Ohrenschutz wird auf Konzertkarten grundsätzlich empfohlen, hier berechtigterweise: Schon beim Eintritt in die Manufaktur in Schorndorf, einem idyllischen Provinzstädtchen keine 30 Kilometer von Stuttgart entfernt, lassen die aufgetürmten Verstärker zu beiden Bühnenseiten keinen Zweifel daran aufkommen. Unscheinbar, ja fast unsichtbar, mutet der aufgebaute Gitarren-Amplifier der Vorband an, der vor J Mascis Boxenbollwerk regelrecht untergeht. 
Pünktlich um 21 Uhr stehen drei allem Anschein nach erfahrene Musiker mittleren Alters auf der Bühne, die unter dem Bandnamen Wild Style Lion ihre ersten Konzerte bei der kurzen Deutschlandtour der vor 29 Jahren in Massachusetts gegründeten Gruppe spielen. 

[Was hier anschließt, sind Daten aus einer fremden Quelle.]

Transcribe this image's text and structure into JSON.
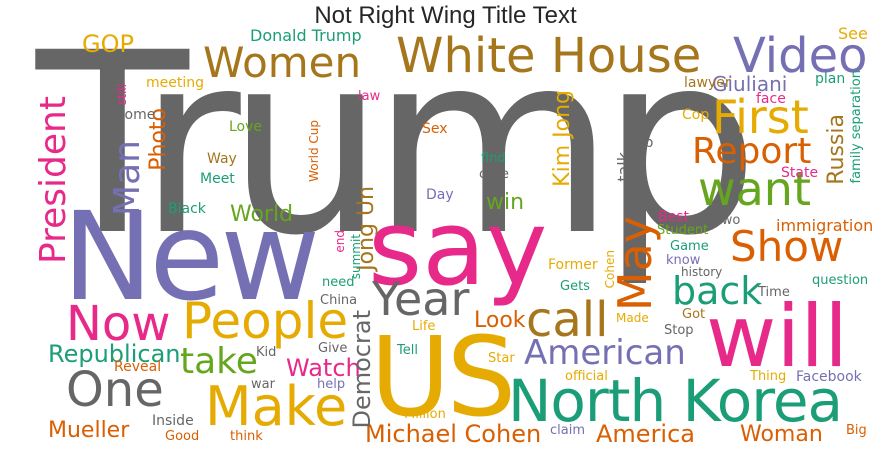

Das Trio bestehend aus einem Gitarristen, Sänger und Keyboarder weckt mit einem knapp halbstündigen Set Erinnerungen an The National und ausgetüftelte Klanggewebe, wie sie The Notwist und Naked Lunch erfolgreich kultivierten, aber auch an den gradlinigen Wüstenrock eines Josh Homme. Sonderlich viele Informationen zur Band, die allen englischen Ansagen zum Trotz aller Wahrscheinlichkeit aus Deutschland – vermutlich aus Hamburg oder Berlin – kommt, lassen sich noch nicht finden. Auch die Facebook Präsenz besteht erst seit wenigen Wochen, der Sänger mit Schnurbart in zugeknöpfter Levis-Jeans-Jacke muss die Texte ablesen, während neben ihm ein Meer aus Soundeffekten fließt. 
Ein Stück, das vermutlich einmal als „Year of the snake“ veröffentlich wird, lässt dann gar Assoziationen zu Velvet Underground in den späten 60ern zu. „Thank you very much. Have fun with Dinosaur Jr.“ Wild Style Lion hinterlassen mit einer vielversprechenden Kostprobe und einer Reihe klaustrophobischer Popsongs einen bleibenden Eindruck. 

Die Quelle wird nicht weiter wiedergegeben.